Her mentors thought that after winning the national Black women’s tournament twice, it was fitting that Gibson now take her game, which was a “combination of deftness and power,” to the US Nationals. At that time tennis, like the rest of society, was segregated, and Gibson was barred from entering the tournaments sponsored by the leading body, the United States Lawn Tennis Association. Alice Marble, a whyte four-time single winner at Forest Hills, intervened on her behalf and she was allowed to compete.
Her historic debut at Forest Hills in 1950 was against Louise Brough, who had won the previous three Wimbledons. After being thrashed 6-1 in the first set, Gibson won the second set 6-3 and was leading 7-6 in the third when a thunderstorm halted play. On resumption of play the next day Gibson’s game fell apart.
It was not until 1956 that she broke through, as she became more consistent on the base line. She became the first Black woman to win the French Open. Unfortunately, this was her only appearance at the French. She also won the women’s doubles at the French and became the first black to win at Wimbledon by capturing the women’s doubles title there.
In 1957 and 1958 she reigned supreme, ranking number 1 in the world and voted Female Athlete of the Year by the Associated Press. Her bumper year was in 1957: she won Wimbledon and the US title, adding the women’s doubles at the former and the mixed doubles at the latter. At Wimbledon, the United Press reported that “Althea had command of her game right from the start. The rangy New Yorker with the best serve in women’s tennis dropped her service only once.” In 1958, she repeated at Wimbledon and at Forest Hills, where she also won her third Grand Slam women’s doubles title.
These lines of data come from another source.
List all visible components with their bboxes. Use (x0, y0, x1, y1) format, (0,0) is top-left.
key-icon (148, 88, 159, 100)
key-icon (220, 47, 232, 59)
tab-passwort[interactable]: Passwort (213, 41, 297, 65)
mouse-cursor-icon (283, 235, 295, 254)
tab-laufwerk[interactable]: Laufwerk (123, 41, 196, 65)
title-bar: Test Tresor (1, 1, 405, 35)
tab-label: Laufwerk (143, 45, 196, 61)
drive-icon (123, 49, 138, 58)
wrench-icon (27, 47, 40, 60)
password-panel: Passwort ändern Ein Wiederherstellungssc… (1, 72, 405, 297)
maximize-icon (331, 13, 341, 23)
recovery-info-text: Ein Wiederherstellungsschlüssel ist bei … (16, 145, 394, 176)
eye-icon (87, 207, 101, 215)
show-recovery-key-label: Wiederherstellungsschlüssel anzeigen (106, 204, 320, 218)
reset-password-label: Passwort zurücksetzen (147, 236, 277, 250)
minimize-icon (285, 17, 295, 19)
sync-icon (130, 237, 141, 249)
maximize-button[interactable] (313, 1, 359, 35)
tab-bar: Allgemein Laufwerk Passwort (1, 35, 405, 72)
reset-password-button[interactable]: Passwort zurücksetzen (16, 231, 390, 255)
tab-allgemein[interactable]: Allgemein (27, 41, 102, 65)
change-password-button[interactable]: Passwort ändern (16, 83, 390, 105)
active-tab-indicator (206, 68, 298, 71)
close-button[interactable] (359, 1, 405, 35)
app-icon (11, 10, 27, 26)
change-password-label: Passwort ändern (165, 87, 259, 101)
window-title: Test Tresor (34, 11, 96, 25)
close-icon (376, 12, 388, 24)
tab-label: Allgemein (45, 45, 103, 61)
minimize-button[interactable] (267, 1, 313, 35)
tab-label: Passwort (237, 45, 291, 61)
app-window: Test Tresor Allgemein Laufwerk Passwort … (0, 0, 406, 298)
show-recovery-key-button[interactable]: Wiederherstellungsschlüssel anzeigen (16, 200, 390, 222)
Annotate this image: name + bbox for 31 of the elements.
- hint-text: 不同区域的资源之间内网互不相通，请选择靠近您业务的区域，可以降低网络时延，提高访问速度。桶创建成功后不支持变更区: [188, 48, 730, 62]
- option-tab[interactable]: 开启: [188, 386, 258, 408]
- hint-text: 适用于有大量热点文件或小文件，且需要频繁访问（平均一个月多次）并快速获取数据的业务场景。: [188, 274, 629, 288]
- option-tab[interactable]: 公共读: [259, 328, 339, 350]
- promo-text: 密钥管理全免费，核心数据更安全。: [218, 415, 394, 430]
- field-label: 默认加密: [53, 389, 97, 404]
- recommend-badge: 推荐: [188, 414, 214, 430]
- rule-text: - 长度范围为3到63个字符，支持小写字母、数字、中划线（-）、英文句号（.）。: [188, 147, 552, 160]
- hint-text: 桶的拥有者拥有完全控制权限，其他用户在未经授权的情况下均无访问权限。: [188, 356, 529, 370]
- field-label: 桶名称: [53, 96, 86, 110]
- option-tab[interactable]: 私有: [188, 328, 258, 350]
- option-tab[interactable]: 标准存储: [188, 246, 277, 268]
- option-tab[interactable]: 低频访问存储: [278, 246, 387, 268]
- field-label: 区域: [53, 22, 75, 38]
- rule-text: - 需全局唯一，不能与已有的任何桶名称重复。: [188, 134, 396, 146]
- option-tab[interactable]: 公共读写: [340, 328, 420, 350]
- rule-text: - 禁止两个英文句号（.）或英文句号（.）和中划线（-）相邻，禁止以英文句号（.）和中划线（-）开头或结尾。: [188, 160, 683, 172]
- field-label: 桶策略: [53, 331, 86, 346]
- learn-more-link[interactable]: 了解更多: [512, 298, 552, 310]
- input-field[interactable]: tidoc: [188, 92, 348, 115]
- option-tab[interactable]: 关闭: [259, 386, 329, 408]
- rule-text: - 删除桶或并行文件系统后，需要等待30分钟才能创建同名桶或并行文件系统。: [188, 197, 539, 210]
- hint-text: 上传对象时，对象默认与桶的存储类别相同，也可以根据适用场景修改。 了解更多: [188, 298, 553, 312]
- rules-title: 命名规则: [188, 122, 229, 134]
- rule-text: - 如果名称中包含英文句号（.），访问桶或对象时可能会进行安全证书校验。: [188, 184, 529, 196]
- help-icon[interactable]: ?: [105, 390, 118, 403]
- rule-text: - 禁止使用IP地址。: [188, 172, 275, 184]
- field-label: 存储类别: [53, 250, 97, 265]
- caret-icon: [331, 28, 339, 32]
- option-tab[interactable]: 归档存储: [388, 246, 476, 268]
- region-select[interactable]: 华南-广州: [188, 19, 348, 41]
Despite her success on the court, the specter of segregation hounded her. She was still barred from some clubs where prestigious tournaments were played.
After retiring from tennis, Gibson toured with the Harlem Globetrotters, playing exhibition games to open for the basketball troupe. In 1964, she then turned to professional golf, joining the Ladies Professional Golf Association. In 1971, she was inducted into the International Tennis Hall of Fame. In its inaugural year of 1980, she was inducted into the International Women’s Sports Hall of Fame.
Author’s note: I was named for Althea Gibson. In my family, it is a tradition that the first-born child’s name must begin with “A”. Therefore, I was named Althea by my aunt, after Althea Gibson, so she would be a source of inspiration over my life (I was told over and over again, in childhood, the reason why I was named, Althea). Like my namesake, I was the eldest in my family, a tom-boy and fighter, and loved sports, especially track & field (I was born in Kingston, Jamaica). I was “pretty wild” and was told many times that I needed to be tamed. Unlike my namesake, I loved school, because I had a passion for knowledge/history. In primary school, I learned about the National Heroes of Jamaica and was taken to the Arawak Museum. My love for history grew from there and throughout High school I was never seen without a book. I eventually changed my name by deed poll, hence, the reason I am now Meserette Kentake. However, if I do for Black history, what Althea Gibson did for tennis, then I would have lived up to the ideals of my birth.